ProSciento, Inc.

Clinical Data Manager

US-CA-San Diego
2 days ago


Summary: The Clinical Data Manager, under the direction of the Associate Director, Clinical Data Management, is responsible for the daily clinical data management (CDM) operations of ongoing studies managed by ProSciento. The Clinical Data Manager will concentrate on good data management documentation practices and apply ProSciento procedures to provide excellent service to our sponsors. Performs duties in accordance with company’s values, policies, and procedures.


Essential Duties and Responsibilities include the following. Other duties may be assigned at the company’s sole discretion.


Clinical trials/research, including associated equipment and computer systems:

  • Leads the process of Case Report Forms (CRF)/Electronic Case Report Forms (eCRF) development for a study.
  • Leads the development and maintenance of the CDM plan.
  • Designs and tests studies in ProSciento’s data management system for use on paper-based CRF and eCRF studies.
  • Creates study-specific data entry instructions and conventions.
  • May participate in data entry from paper CRFs as needed.
  • Creates and maintains the data validation specifications.
  • Designs edit checks within the ProSciento data management system that conform to the data validation specifications.
  • Performs discrepancy management within the ProSciento data management system.
  • Routinely reviews data issues with internal site staff to minimize discrepancies.
  • Updates study database (paper CRFs) and assists Data Entry Associates with updates (eCRFs) according to discrepancy responses.
  • Develops data listings from the data management system to perform data review that may result in discrepancies.
  • Creates and maintains study status reports for tracking CRF/eCRF completion, discrepancy management, and other study metrics as needed.
  • Performs medical coding of adverse events and concomitant medications.
  • Manages and QCs data received from external vendors.
  • Prepares and QCs internally-generated data for review by CRAs and for transfer to sponsors or CROs.
  • Supports the Associate Director, Clinical Data Management, in the oversight of CROs for any outsourced studies.
  • Attends team meetings as needed to represent CDM interests.
  • Assists in the development, maintenance, and monitoring of CDM policies, standards, and practices.
  • Reviews protocols and provides input relevant to data management issues.
  • Provides input for the development of project specific timelines and budgets.
  • Trains on department specific Standard Operating Procedures (SOPs) and Work Instructions (WIs).      
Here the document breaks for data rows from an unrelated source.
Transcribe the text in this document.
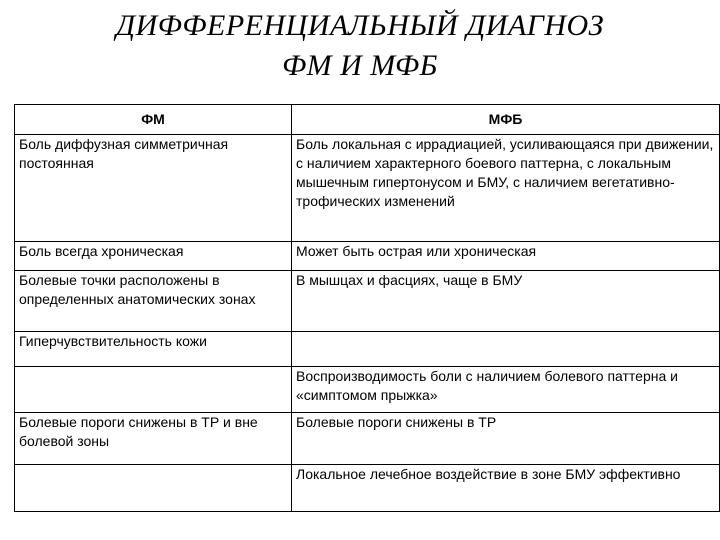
ДИФФЕРЕНЦИАЛЬНЫЙ ДИАГНОЗ
ФМ И МФБ
ФМ	МФБ

Боль диффузная симметричная постоянная	Боль локальная с иррадиацией, усиливающаяся при движении, с наличием характерного боевого паттерна, с локальным мышечным гипертонусом и БМУ, с наличием вегетативно-трофических изменений

Боль всегда хроническая	Может быть острая или хроническая

Болевые точки расположены в определенных анатомических зонах	В мышцах и фасциях, чаще в БМУ

Гиперчувствительность кожи	

	Воспроизводимость боли с наличием болевого паттерна и «симптомом прыжка»

Болевые пороги снижены в ТР и вне болевой зоны	Болевые пороги снижены в ТР

	Локальное лечебное воздействие в зоне БМУ эффективно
To perform this job successfully, an individual must be able to perform each essential duty satisfactorily. The requirements listed below are representative of the knowledge, skill, and/or ability required. Reasonable accommodations may be made to enable individuals with disabilities to perform the essential functions.
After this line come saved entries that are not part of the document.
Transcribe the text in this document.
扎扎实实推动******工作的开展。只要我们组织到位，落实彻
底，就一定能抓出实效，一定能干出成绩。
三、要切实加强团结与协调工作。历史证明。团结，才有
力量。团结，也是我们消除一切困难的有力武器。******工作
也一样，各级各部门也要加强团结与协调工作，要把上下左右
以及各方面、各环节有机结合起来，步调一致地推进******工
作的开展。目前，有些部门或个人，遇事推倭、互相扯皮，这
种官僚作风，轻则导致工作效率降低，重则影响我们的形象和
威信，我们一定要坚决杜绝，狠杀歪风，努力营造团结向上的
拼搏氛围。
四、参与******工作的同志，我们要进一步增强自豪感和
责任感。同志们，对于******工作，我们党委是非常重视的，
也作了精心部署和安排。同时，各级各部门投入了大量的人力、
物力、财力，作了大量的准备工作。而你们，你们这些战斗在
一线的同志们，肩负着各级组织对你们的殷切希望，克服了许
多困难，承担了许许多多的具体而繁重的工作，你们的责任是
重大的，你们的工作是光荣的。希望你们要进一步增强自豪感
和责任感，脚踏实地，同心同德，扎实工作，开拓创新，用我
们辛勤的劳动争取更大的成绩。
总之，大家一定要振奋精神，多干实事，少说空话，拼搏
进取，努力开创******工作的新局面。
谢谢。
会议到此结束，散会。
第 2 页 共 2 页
Bachelor’s degree in life sciences or mathematics and/or formal or on-the-job training in clinical trial methodology and Good Clinical Practice (GCP) plus five or more years of experience in direct data management experience at a CRO, pharmaceutical, or biotechnology company and/or an equivalent combination of education and experience. Experience writing SOPs and training documentation.


Skills, Knowledge, and Abilities:

Technical competency using data management systems, especially EDC systems. Understanding of US and international regulatory mandates and guidance for clinical research including FDA/ICH-GCP. Demonstrated ability to manage a complex workload and prioritize tasks based on program goals. Ability to work quickly and independently and as a strong team player.


Language Ability:

Ability to read and interpret documents such as safety rules, SOP’s, WI’s, procedural manuals, governmental and clinical regulations, and similar documents. Excellent oral, written and interpersonal communication skills with the ability to communicate effectively to employees and Management groups and in group meeting settings.


Math Ability:

Ability to add, subtract, multiply, and divide in all units of measure, using whole numbers, common fractions, and decimals. Ability to compute rate, ratio, and percent and to draw and interpret bar graphs. Ability to work with mathematical concepts such as probability and statistical inference, and fundamentals of plane and solid geometry and trigonometry. Ability to apply concepts such as fractions, percentages, ratios, and proportions to practical situations.


Reasoning Ability:

Ability to define problems, collect data, establish facts, and draw valid conclusions. Ability to interpret an extensive variety of technical instructions in mathematical or diagram form and deal with several abstract and concrete variables.


Computer Skills:

To perform this job successfully, an individual should have intermediate knowledge of the current MS Office Suite.


Work Environment:

The work environment characteristics described here are representative of those an employee encounters while performing the essential functions of this job. Reasonable accommodations may be made to enable individuals with disabilities to perform the essential functions.


Physical Demands:

The physical demands described here are representative of those that must be met by an employee to successfully perform the essential functions of this job. Reasonable accommodations may be made to enable individuals with disabilities to perform the essential functions.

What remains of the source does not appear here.